A Matter of Malice is the fourth book in the DreadfulWater mystery series, which follows Cherokee ex-cop Thumps DreadfulWater as he's constantly pulled into solving cold cases in the small town of Chinook.
But in the latest book, a true crime reality show comes to Chinook to investigate a death that's been ruled accidental.
The show, named Malice Aforethought, looks for "salaciousness," even in places where there isn't any.
"I hope I don't glorify that kind of journalism, if you want to call it that," he said.
In the book, the local chamber of commerce starts "The Howdy Program" reminiscent of classic Western stereotypes including ones about "cowboys and Indians."

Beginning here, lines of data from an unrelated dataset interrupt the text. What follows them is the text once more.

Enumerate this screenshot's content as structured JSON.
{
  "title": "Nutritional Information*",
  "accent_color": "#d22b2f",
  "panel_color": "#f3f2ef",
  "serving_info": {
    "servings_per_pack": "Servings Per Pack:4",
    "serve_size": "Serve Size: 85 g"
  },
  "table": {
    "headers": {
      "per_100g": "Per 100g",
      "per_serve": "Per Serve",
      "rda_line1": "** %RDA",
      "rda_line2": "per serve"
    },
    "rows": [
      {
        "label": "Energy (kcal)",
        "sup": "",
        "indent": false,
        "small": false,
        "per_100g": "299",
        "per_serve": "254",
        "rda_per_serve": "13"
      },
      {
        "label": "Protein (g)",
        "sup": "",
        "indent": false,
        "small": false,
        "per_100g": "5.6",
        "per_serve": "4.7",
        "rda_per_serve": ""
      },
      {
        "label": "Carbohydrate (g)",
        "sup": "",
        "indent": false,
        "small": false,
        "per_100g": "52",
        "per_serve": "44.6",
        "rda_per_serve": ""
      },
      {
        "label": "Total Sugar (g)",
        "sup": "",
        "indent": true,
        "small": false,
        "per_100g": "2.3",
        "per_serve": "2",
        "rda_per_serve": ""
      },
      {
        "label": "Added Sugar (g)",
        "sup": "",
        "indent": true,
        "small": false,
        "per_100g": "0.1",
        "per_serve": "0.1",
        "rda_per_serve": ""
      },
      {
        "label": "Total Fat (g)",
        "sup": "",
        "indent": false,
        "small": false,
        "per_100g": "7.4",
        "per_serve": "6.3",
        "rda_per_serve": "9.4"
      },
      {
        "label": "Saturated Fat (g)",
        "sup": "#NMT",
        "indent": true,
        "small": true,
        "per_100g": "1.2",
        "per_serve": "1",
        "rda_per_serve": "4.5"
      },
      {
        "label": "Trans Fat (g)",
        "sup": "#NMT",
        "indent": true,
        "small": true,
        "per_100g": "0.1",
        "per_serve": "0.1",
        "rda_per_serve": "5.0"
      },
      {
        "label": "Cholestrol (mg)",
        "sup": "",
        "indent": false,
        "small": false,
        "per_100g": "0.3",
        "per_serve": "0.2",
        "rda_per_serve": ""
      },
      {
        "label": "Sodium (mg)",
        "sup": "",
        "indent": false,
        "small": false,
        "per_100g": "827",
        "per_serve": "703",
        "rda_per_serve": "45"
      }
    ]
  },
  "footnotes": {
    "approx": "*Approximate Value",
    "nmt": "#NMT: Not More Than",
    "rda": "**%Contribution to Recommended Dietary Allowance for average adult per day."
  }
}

"The cowboys and Indians will probably never die as icons," King said. "They're just too delicious to throw into the trash can."
The series has spanned 17 years — and in that time, as King gets older, he wanted his character to experience some of the same things he was as he went through life.
"I thought, 'Why should I leave my main character out of that loop?'" he said. "I figured as I get set upon by life and diseases and conditions and bangs and bumps, why not Thumps? That's a part of living.
"So, in a sense, I suppose we are linked at the hip in some ways."
King's next book in the crime fiction series will be out in January.